Contrastive learning (CL) has emerged as a powerful framework for learning representations of images and text in a self-supervised manner while enhancing model robustness against adversarial attacks. More recently, researchers have extended the principles of contrastive learning to graph-structured data, giving birth to the field of graph contrastive learning (GCL). However, whether GCL methods can deliver the same advantages in adversarial robustness as their counterparts in the image and text domains remains an open question. In this paper, we introduce a comprehensive robustness evaluation protocol tailored to assess the robustness of GCL models. We subject these models to adaptive adversarial attacks targeting the graph structure, specifically in the evasion scenario. We evaluate node and graph classification tasks using diverse real-world datasets and attack strategies. With our work, we aim to offer insights into the robustness of GCL methods and hope to open avenues for potential future research directions.

Topology-Matching Normalizing Flows for Out-of-Distribution Detection in Robot Learning

To facilitate reliable deployments of autonomous robots in the real world, Out-of-Distribution (OOD) detection capabilities are often required. A powerful approach for OOD detection is based on density estimation with Normalizing Flows (NFs). However, we find that prior work with NFs attempts to match the complex target distribution topologically with naive base distributions leading to adverse implications. In this work, we circumvent this topological mismatch using an expressive class-conditional base distribution trained with an information-theoretic objective to match the required topology. The proposed method enjoys the merits of wide compatibility with existing learned models without any performance degradation and minimum computation overhead while enhancing OOD detection capabilities. We demonstrate superior results in density estimation and 2D object detection benchmarks in comparison with extensive baselines. Moreover, we showcase the applicability of the method with a real-robot deployment.

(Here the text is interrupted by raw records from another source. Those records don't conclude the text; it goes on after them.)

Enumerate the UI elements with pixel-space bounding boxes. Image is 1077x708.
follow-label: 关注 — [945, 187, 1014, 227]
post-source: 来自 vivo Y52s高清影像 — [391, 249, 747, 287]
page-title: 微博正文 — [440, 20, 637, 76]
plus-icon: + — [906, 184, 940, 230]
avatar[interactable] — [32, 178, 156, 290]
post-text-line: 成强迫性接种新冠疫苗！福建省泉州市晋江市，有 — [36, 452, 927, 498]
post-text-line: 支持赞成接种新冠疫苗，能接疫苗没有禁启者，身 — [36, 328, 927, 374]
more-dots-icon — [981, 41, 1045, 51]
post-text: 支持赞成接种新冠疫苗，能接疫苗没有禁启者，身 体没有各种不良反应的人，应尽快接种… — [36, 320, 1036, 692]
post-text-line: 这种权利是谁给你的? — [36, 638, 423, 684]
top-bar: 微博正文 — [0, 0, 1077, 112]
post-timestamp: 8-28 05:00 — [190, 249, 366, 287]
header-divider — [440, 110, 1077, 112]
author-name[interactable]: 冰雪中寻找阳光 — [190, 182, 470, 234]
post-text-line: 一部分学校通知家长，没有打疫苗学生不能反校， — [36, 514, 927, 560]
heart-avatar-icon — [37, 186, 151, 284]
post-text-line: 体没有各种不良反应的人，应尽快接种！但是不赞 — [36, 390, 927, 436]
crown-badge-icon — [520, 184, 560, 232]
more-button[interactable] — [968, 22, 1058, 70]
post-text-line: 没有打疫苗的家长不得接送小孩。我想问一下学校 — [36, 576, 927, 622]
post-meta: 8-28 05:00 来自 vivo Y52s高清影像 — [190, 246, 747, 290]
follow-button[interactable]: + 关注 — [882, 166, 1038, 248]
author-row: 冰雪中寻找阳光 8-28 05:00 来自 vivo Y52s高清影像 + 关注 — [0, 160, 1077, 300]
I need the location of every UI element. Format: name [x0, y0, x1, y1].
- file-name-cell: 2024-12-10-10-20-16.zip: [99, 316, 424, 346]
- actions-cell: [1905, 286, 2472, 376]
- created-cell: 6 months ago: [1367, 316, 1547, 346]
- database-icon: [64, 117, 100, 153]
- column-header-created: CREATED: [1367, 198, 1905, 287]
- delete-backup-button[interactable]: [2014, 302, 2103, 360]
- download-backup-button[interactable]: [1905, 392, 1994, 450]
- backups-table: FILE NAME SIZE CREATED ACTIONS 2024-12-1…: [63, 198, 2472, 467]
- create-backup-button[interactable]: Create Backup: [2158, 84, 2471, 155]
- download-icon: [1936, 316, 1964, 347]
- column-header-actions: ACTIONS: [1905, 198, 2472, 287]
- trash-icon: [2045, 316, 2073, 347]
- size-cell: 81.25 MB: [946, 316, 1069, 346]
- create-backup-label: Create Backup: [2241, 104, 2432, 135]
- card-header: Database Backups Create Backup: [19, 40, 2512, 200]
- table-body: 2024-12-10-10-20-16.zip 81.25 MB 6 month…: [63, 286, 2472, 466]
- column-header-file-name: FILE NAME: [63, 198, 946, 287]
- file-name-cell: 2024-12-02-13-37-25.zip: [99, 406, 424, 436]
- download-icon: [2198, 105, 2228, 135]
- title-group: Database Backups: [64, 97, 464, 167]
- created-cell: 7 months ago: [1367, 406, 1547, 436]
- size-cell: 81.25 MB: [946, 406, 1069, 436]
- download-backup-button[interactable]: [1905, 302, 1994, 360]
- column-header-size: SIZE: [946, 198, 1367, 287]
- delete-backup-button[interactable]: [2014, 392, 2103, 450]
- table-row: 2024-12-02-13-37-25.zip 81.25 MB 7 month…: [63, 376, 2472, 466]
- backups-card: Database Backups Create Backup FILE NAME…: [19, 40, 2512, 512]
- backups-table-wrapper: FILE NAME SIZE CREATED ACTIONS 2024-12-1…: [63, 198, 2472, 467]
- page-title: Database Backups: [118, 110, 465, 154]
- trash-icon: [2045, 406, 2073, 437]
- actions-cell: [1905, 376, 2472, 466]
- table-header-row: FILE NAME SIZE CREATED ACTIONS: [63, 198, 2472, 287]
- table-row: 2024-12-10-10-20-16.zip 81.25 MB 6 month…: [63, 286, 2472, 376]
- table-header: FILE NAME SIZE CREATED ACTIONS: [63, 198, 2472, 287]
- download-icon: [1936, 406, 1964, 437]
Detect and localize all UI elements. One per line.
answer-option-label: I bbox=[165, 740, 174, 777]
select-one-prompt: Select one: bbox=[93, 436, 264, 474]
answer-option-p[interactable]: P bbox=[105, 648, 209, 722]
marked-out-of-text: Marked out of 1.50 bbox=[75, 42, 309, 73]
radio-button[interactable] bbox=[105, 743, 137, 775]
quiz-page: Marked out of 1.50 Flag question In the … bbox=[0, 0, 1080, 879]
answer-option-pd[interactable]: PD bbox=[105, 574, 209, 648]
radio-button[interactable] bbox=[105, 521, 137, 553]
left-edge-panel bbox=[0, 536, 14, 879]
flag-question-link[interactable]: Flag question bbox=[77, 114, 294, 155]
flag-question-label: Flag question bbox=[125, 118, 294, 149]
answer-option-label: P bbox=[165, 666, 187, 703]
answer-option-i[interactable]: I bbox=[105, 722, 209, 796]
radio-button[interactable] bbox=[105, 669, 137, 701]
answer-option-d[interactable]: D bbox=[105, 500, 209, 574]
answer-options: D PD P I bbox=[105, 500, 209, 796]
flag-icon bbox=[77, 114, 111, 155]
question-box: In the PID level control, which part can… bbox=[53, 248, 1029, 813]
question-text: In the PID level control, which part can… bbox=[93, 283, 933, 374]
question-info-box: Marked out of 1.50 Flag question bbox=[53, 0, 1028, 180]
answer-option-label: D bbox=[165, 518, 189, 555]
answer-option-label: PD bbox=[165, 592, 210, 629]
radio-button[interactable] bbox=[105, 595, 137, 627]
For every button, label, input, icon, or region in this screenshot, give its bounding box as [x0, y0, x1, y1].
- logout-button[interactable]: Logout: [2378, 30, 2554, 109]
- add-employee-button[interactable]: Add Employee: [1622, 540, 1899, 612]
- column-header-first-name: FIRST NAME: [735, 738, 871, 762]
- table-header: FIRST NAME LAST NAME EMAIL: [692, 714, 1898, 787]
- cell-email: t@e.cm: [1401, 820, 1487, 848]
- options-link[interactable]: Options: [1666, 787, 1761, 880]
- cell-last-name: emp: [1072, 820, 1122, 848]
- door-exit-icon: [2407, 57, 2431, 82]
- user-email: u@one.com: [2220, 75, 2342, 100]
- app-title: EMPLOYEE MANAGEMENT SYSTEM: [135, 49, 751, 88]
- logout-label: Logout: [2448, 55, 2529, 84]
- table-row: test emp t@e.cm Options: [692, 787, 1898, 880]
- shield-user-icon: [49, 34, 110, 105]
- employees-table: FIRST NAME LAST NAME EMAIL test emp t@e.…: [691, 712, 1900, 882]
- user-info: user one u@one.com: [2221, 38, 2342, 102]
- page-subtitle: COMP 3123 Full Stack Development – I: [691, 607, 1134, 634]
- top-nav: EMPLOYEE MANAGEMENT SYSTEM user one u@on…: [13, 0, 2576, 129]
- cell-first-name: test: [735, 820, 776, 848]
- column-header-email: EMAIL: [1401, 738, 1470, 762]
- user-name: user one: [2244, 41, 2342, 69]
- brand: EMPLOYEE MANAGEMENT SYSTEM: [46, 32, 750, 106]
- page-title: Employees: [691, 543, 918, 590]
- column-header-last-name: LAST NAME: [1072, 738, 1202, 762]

Adversarial Training for Graph Neural Networks

Despite its success in the image domain, adversarial training does not (yet) stand out as an effective defense for Graph Neural Networks (GNNs) against graph structure perturbations. In the pursuit of fixing adversarial training (1) we show and overcome fundamental theoretical as well as practical limitations of the adopted graph learning setting in prior work; (2) we reveal that more flexible GNNs based on learnable graph diffusion are able to adjust to adversarial perturbations, while the learned message passing scheme is naturally interpretable; (3) we introduce the first attack for structure perturbations that, while targeting multiple nodes at once, is capable of handling global (graph-level) as well as local (node-level) constraints. Including these contributions, we demonstrate that adversarial training is a state-of-the-art defense against adversarial structure perturbations.

Revisiting Robustness in Graph Machine Learning

Many works show that node-level predictions of Graph Neural Networks (GNNs) are unrobust to small, often termed adversarial, changes to the graph structure. However, because manual inspection of a graph is difficult, it is unclear if the studied perturbations always preserve a core assumption of adversarial examples: that of unchanged semantic content. To address this problem, we introduce a more principled notion of an adversarial graph, which is aware of semantic content change. Using Contextual Stochastic Block Models (CSBMs) and real-world graphs, our results uncover: $i)$ for a majority of nodes the prevalent perturbation models include a large fraction of perturbed graphs violating the unchanged semantics assumption; $ii)$ surprisingly, all assessed GNNs show over-robustness - that is robustness beyond the point of semantic change. We find this to be a complementary phenomenon to adversarial examples and show that including the label-structure of the training graph into the inference process of GNNs significantly reduces over-robustness, while having a positive effect on test accuracy and adversarial robustness. Theoretically, leveraging our new semantics-aware notion of robustness, we prove that there is no robustness-accuracy tradeoff for inductively classifying a newly added node.